Note the fourth paragraph below: it mentions that Sacred Spaces Conservancy estimates that Shaw-Bloomingdale has lost about 30% of its places-of-worship buildings.
The only building in Bloomingdale that this would apply would be the now-demolished Medhane Alem Eritrean Church at 150 S Street NW.
FYI.
By Michelle Boorstein
November 23, 2018
For decades, changes in American religious behavior and the District’s demographics spurred a slow emptying of city houses of worship. And in recent years, many have shuttered, largely because of skyrocketing real estate prices, an exodus of African Americans from the city and millennials’ desire for unusual abodes.

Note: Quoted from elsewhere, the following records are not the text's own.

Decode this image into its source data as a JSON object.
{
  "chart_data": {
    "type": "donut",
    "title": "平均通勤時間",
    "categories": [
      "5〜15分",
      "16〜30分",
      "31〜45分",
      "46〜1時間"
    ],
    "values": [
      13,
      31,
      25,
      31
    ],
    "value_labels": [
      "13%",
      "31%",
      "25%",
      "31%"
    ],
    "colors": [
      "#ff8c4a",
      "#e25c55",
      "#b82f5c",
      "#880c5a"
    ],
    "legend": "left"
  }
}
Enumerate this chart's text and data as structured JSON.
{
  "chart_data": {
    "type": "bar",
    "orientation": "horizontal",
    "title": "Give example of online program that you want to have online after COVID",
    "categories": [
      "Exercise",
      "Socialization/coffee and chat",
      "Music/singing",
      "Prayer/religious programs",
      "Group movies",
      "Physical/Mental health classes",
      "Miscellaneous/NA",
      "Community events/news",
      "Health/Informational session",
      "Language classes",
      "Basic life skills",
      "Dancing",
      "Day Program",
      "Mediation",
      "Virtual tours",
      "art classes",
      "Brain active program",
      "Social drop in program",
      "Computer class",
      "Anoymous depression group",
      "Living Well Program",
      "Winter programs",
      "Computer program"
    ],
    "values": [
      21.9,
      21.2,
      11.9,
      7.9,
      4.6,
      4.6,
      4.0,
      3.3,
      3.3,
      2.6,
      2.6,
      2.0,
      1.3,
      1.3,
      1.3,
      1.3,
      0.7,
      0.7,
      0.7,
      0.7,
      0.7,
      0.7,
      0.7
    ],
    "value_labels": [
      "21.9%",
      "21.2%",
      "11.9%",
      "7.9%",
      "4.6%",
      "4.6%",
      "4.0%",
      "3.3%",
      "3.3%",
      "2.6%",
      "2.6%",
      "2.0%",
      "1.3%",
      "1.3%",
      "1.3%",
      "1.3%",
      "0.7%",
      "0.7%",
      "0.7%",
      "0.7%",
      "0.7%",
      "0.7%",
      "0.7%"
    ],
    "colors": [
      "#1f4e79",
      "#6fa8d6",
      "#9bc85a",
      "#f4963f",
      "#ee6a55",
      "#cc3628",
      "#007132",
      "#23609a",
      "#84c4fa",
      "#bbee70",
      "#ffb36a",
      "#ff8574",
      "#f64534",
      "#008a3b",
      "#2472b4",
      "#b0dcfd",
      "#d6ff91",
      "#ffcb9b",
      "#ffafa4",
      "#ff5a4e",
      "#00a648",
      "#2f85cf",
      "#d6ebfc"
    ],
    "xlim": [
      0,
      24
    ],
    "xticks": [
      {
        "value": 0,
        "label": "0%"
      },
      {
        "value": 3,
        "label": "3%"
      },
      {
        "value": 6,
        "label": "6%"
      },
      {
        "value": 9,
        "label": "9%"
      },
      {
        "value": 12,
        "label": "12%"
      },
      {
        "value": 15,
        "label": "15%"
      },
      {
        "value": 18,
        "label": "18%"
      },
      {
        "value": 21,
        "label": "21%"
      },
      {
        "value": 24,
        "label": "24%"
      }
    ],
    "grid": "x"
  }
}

But how great is the loss, and how much does it really matter?
The year-old nonprofit Sacred Spaces Conservancy has started quantifying the disappearance of houses of worship in the District’s most intensely developed neighborhoods, where the buildings are rapidly being torn down or converted into housing, especially around H Street NE.
Using city data, the group has found that between 2008 and 2018, Capitol Hill has lost about 40 percent of buildings owned by congregations of various faith backgrounds and used regularly for worship. The group’s incomplete research estimates Shaw-Bloomingdale has lost about 30 percent of such buildings, and the entire city may have lost around 25 percent.